In [None]:
from src.eda.input import input_parser
import pandas as pd
import numpy as np
import math

import matplotlib.pyplot as plt
import seaborn as sns
## for statistical tests
# import scipy
# import statsmodels.formula.api as smf
# import statsmodels.api as sm

from sklearn import model_selection, preprocessing, feature_selection, ensemble, linear_model, metrics, decomposition
## for explainer
# from lime import lime_tabular

In [None]:
# Generate the dataframe files
input_parser(r'data/Modelar_UH2021.txt', 'base')
input_parser(r'data/Estimar_UH2021.txt', 'base')

In [None]:
# Exploring the data base
df = pd.read_csv(filepath_or_buffer=r'data/Modelar_UH2021_base.csv', sep='|')
df.head()

In [None]:
# Exploring the data type base
def recognize_type(dtf, col, max_cat=20):
    if (dtf[col].dtype == "O") | (dtf[col].nunique() < max_cat):
        return "cat"
    else:
        return "num"


dic_cols = {col: recognize_type(
    df, col, max_cat=20) for col in df.columns}
heatmap = df.isnull()
for k, v in dic_cols.items():
    if v == "num":
        heatmap[k] = heatmap[k].apply(lambda x: 0.5 if x is False else 1)
    else:
        heatmap[k] = heatmap[k].apply(lambda x: 0 if x is False else 1)
sns.heatmap(heatmap, cbar=False).set_title('Dataset Overview')
plt.show()
print("\033[1;37;40m Categerocial ", "\033[1;30;41m Numeric ", "\033[1;30;47m NaN ")


In [None]:
# Exploring the correlation
corr_matrix = df.corr()
sns.heatmap(corr_matrix, vmin=-1., vmax=1., annot=True, fmt='.2f', cmap="YlGnBu", cbar=True, linewidths=0.5)

In [None]:
# Preprocessing
# Definition of auxiliar methods and variables
actual_price = {}
first_price = {}
# Complete the prices with the sample with the same "id"
def __price_completer(row):
    precio = float(row['precio'].replace(',', '.')) if isinstance(row['precio'], str) else row['precio']
    identificador = str(row['id'])
    if math.isnan(precio):
        precio = actual_price.get(identificador, -1.0)
    else:
        actual_price[identificador] = precio
        if first_price.get(identificador) == None:
            first_price[identificador] = precio
    return precio

# Complete the price by proximity
def __price_completer_proximity(row):
    precio = row['precio']
    if precio == -1.0:
        identificador = str(row['id'])
        precio = first_price.get(identificador)
    return precio

# Method to preprocesing the input files
def input_parser(path, option):
    df = pd.read_csv(filepath_or_buffer=path, sep='|')
    # There are duplicated samples
    df.drop_duplicates(inplace=True)
    if option != 'base':
        # Drop the useless hour of 'fecha' column
        df['fecha'] = df['fecha'].apply(lambda x: x.replace(' 0:00:00', ''))
        # Completation of 'precio' column
        df['precio'] = df.apply(__price_completer, axis=1)
        df['precio'] = df.apply(__price_completer_proximity, axis=1)
        # Split of 'fecha' column
        df['fecha'] = pd.to_datetime(df['fecha'])
        df['dia'] = pd.DatetimeIndex(df['fecha']).day
        df['mes'] = pd.DatetimeIndex(df['fecha']).month
        df['anyo'] = pd.DatetimeIndex(df['fecha']).year
        df.drop('fecha', axis=1, inplace=True)

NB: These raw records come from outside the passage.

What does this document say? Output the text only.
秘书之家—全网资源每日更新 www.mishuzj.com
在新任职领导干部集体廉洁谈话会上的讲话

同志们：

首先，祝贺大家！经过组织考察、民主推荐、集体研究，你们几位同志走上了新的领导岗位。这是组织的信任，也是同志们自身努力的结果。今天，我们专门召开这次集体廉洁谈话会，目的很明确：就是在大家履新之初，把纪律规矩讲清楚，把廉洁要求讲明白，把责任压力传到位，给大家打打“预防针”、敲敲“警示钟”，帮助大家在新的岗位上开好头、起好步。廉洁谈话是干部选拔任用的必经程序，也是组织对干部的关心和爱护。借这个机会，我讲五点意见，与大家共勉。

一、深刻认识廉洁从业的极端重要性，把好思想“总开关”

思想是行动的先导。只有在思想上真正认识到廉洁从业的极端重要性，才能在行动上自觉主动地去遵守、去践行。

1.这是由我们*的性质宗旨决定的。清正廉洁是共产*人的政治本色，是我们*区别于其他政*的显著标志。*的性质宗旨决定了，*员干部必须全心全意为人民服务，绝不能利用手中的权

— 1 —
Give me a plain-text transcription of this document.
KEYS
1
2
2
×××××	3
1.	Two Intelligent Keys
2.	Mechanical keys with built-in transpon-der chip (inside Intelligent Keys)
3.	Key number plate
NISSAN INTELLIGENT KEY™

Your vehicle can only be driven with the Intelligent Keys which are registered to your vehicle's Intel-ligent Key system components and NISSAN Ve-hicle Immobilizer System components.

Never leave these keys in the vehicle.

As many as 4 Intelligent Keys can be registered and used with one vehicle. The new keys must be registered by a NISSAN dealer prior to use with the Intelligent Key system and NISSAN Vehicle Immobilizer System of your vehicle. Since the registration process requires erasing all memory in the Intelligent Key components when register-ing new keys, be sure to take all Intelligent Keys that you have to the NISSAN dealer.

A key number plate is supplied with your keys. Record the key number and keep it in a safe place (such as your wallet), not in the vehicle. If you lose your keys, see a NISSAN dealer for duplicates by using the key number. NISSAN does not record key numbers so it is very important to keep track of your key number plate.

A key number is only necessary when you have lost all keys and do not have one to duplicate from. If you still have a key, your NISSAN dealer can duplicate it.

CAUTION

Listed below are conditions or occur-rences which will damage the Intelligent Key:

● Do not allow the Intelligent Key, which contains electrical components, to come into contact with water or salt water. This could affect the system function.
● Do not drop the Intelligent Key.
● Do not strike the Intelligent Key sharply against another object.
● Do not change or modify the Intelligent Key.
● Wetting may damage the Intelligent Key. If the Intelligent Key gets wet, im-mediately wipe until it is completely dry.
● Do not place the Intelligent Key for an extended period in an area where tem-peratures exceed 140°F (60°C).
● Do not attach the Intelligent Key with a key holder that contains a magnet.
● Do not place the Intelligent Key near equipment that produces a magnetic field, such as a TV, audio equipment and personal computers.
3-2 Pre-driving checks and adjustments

        # One-hot encoding of 'estado'
        df = pd.concat([df, pd.get_dummies(pd.get_dummies(
            df['estado'], prefix='estado'))], axis=1).drop(['estado'], axis=1)

        # One-hot encoding of 'categoria_uno'
        df = pd.concat([df, pd.get_dummies(pd.get_dummies(
            df['categoria_uno'], prefix='categoria_uno'))], axis=1).drop(['categoria_uno'], axis=1)

        # One-hot encoding of 'dia_atipico'
        df = pd.concat([df, pd.get_dummies(pd.get_dummies(
            df['dia_atipico'], prefix='dia_atipico'))], axis=1).drop(['dia_atipico'], axis=1)

        df['antiguedad'].fillna(0, inplace=True)

        if option == 'drop':
            # 'categoria_dos' drop
            df.drop('categoria_dos', axis=1, inplace=True)
        else:
            # 'categoria_dos' corrupted samples correction
            df['categoria_dos'] = df['categoria_dos'].apply(
                lambda x: 0 if math.isnan(x) else x)

    df.to_csv(index=False, path_or_buf=path.replace(
        '.txt', '') + "_" + option + ".csv", sep='|')

In [None]:
# "Modelar" and "Estimar" dataframes processed
input_parser(r"data/Modelar_UH2021.txt", 'drop')
modelar = pd.read_csv(r'data/Modelar_UH2021_drop.csv', sep='|', low_memory=False)
# "Estimar" dataframe has not samples with "estado" = "Rotura" and that column is
# converted to one-hot vector so it must be dropped
modelar = modelar.drop('estado_Rotura', axis=1)

In [None]:
# Exploring the data processed
modelar.head()

In [None]:
# Exploring the data type base
dic_cols = {col: recognize_type(
    modelar, col, max_cat=20) for col in modelar.columns}
heatmap = modelar.isnull()
for k, v in dic_cols.items():
    if v == "num":
        heatmap[k] = heatmap[k].apply(lambda x: 0.5 if x is False else 1)
    else:
        heatmap[k] = heatmap[k].apply(lambda x: 0 if x is False else 1)
sns.heatmap(heatmap, cbar=False).set_title('Dataset Overview')
plt.show()
print("\033[1;37;40m Categerocial ", "\033[1;30;47m Numeric ", "\033[1;30;41m NaN ")

In [None]:
# Exploring the correlation
corr_matrix = modelar.corr()
sns.heatmap(corr_matrix, vmin=-1., vmax=1., fmt='.2f', cmap="YlGnBu", cbar=True, linewidths=0.5)

In [None]:
# Other analysis
from src.eda.pcr import pcr
from src.eda.permutation import permutation
from src.eda.importance_corr import importance_corr
from src.eda.hiperparameter import hiperparameter_tuning

In [None]:
# Principal Component Regression and PLS
pcr()

In [None]:
# Permutation analysis importance
permutation()

In [None]:
# Correlation importance analysis
importance_corr()

In [None]:
from src.train.trainIsotonic import isotonic
from src.train.trainLogistic import logistic
from src.train.trainMLP import mlp
from src.train.trainRidge import kernel_ridge
from src.train.trainXGB import xgb_reg
from src.train.trainTF import tf

In [None]:
# Isotronic regressor
isotonic()

In [None]:
# Logistic regressor
logistic()

In [None]:
# MLP regressor
mlp()

In [None]:
# Kernel ridge regressor
kernel_ridge()

In [None]:
# XGBoost regressor
xgb_reg()

In [None]:
# TensorFlow neural network
tf()